# tout du plouc



## Labulla

Bonjour!
Come posso tradurre "tout du plouc" in questa frase?
"A son arrivée à Athènes, Epicure a tout du plouc irritant aux yeux de l'aristocratie de la cité"
Merci beaucoup


----------



## Corsicum

*Peut être* : _rustico=plouc_ ?


----------



## itka

"A son arrivée à Athènes, Epicure a tout du plouc irritant aux yeux de l'aristocratie de la cité."
_"Quando arrivo' ad Atene, Epicuro era un vero buzzurro indisponente agli occhi dell'aristocrazia della città"._


----------



## nestore

Perché non lasciar tutto al presente? 

Una traduzione ancor più vicina al testo potrebbe essere forse: 

_Al suo arrivo ad Atene, Epicuro ha tutte le caratteristiche di (=che può avere) un rozzo indisponente agli occhi degli aristocratici (dell'aristicrazia) della città_


----------



## Labulla

Ok j'ai compris maintenant!! Merci à tous


----------



## itka

Non saprei dire se "buzzurro" rende meglio l'idea, tuttavia un "rozzo" non è proprio "un plouc"... Questo qui' non è solamente "rozzo" ma anche si dimostra un po' ridicolo, un po' credulone...


----------



## Necsus

Be', _buzzurro_ ha una curiosa origine (CLIC) ed è contraddistinto forse da un uso geograficamente circoscritto... Non so, bifolco? zotico?


----------



## Corsicum

En reprenant l’étymologie, de part leurs origines, il se pourrait bien que _*buzzurro*_ corresponde assez bien à _*plouc*_ ?:
_*Plouc*_ l’étymologie et l’origine sont bretonnes, il est synonyme de : _*péquenot, bouseux , un paysan*_, l’usage initial est quand même local et du type argot, il n’est pas répertorié dans les dictionnaires. Je ne pense pas qu’il fasse partie du vocabulaire utilisé dans toutes les régions. 
De façon péjorative on peut supposer que _*buzzurro*_ est plus proche de _*plouc*_ que _*rozzo*_ ?
Un _*buzzurro *_serait un_ *rozzo* _comme un_ *plouc* _est un_ *bouseux, un paysan* ?._On retrouve dans les deux la spécificité d’usage géographique.
J’ai lu(je peux transmettre les références), sous toutes réserves ? :
_Les Italiens en général, et les Romains en particulier, ont un mot pour désigner __le Piémontais; ils l'appellent le *buzzurro*_
_It. *buzzurro* m. 'persona rozza, ignorante' (dal 1887, Petr; DO 1990; PF; Zing _
_1998), *...* __'persona rozza, ignorante' (1950, Sinisgalli, B). __It. *buzzurro* agg_
http://www.etimo.it/?term=buzzurro&find=Cerca
http://www.etimo.it/?term=rozzo&find=Cerca

Un avis personnel : Dans la conversation courante utiliser le terme *plouc *fait vraiment très très.... *plouc !*


----------



## KaRiNe_Fr

Salut,



Corsicum said:


> [...]
> _*Plouc*_ [...] l’usage initial est quand même local et du type argot, il n’est pas répertorié dans les dictionnaires. Je ne pense pas qu’il fasse partie du vocabulaire utilisé dans toutes les régions. [...]

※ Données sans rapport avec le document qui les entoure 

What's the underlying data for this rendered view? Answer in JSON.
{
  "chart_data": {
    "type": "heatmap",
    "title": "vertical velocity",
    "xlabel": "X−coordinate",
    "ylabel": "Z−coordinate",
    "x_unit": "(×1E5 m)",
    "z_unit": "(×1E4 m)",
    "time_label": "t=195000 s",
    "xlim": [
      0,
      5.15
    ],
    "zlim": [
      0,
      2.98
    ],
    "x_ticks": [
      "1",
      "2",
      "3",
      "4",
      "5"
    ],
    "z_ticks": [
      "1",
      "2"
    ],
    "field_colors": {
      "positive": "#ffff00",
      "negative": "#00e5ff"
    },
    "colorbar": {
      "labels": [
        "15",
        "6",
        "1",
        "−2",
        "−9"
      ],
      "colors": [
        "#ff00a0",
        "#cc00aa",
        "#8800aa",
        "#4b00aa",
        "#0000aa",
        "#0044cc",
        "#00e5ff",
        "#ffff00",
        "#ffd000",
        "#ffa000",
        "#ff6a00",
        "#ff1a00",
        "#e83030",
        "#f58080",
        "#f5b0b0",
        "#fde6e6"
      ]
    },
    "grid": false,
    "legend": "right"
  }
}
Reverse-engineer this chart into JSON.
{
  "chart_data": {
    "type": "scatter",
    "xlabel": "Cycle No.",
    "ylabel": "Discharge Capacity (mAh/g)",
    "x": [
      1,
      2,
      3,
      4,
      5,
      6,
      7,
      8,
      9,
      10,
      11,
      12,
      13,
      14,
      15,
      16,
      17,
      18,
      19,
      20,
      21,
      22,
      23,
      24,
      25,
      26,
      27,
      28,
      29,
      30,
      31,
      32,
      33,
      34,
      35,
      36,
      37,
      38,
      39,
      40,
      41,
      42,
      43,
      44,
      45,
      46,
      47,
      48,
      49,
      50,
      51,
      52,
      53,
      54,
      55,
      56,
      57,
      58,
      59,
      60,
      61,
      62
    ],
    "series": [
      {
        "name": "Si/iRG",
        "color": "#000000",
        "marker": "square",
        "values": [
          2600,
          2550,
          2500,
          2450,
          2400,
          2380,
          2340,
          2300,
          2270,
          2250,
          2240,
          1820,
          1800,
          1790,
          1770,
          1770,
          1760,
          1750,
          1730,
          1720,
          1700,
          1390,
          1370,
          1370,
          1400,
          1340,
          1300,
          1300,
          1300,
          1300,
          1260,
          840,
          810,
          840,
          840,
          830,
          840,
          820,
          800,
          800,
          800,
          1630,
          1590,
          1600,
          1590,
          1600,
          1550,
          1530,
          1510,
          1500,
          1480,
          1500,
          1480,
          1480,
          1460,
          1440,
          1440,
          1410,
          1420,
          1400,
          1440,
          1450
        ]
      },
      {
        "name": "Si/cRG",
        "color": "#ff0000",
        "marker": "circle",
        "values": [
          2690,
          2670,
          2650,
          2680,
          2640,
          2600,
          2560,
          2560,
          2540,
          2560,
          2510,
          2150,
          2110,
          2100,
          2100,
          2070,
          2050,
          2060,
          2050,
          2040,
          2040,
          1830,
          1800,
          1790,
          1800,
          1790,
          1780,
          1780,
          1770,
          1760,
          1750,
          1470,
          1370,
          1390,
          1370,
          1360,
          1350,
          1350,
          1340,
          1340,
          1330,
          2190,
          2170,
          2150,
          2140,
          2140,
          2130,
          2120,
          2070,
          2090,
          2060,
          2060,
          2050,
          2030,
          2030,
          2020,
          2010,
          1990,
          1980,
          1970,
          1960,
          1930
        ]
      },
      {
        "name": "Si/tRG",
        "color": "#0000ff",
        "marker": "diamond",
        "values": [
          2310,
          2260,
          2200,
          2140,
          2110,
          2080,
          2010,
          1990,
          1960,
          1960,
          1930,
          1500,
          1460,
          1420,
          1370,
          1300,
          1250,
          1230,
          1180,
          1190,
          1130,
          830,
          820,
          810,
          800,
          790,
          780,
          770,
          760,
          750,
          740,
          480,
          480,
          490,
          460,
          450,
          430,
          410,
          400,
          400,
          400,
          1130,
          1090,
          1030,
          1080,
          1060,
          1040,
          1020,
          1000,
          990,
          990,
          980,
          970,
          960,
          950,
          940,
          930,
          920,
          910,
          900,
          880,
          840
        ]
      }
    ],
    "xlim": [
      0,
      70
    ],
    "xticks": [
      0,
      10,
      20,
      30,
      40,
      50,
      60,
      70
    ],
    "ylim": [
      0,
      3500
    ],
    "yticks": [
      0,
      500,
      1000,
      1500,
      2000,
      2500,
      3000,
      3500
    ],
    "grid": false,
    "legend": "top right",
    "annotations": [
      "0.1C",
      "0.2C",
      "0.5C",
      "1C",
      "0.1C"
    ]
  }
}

Je pense, au contraire, que plouc est connu maintenant dans toutes les régions de France (ailleurs, je ne sais). Et il est bien entendu répertorié dans les dictionnaires. Cf. le TLFi par exemple.


----------



## Corsicum

KaRiNe_Fr said:


> Salut,
> , Je pense, au contraire, que plouc est connu maintenant dans toutes les régions de France (ailleurs, je ne sais). Et il est bien entendu répertorié dans les dictionnaires. Cf. le TLFi par exemple.


 
Salut, je n’arrête pas de me tromper en ce moment, je passe mon temps à faire des mea culpa, l’age sans doute, un vrai plouc !
_*...un vero*_ *buzzurro, un vero rozzo !*


----------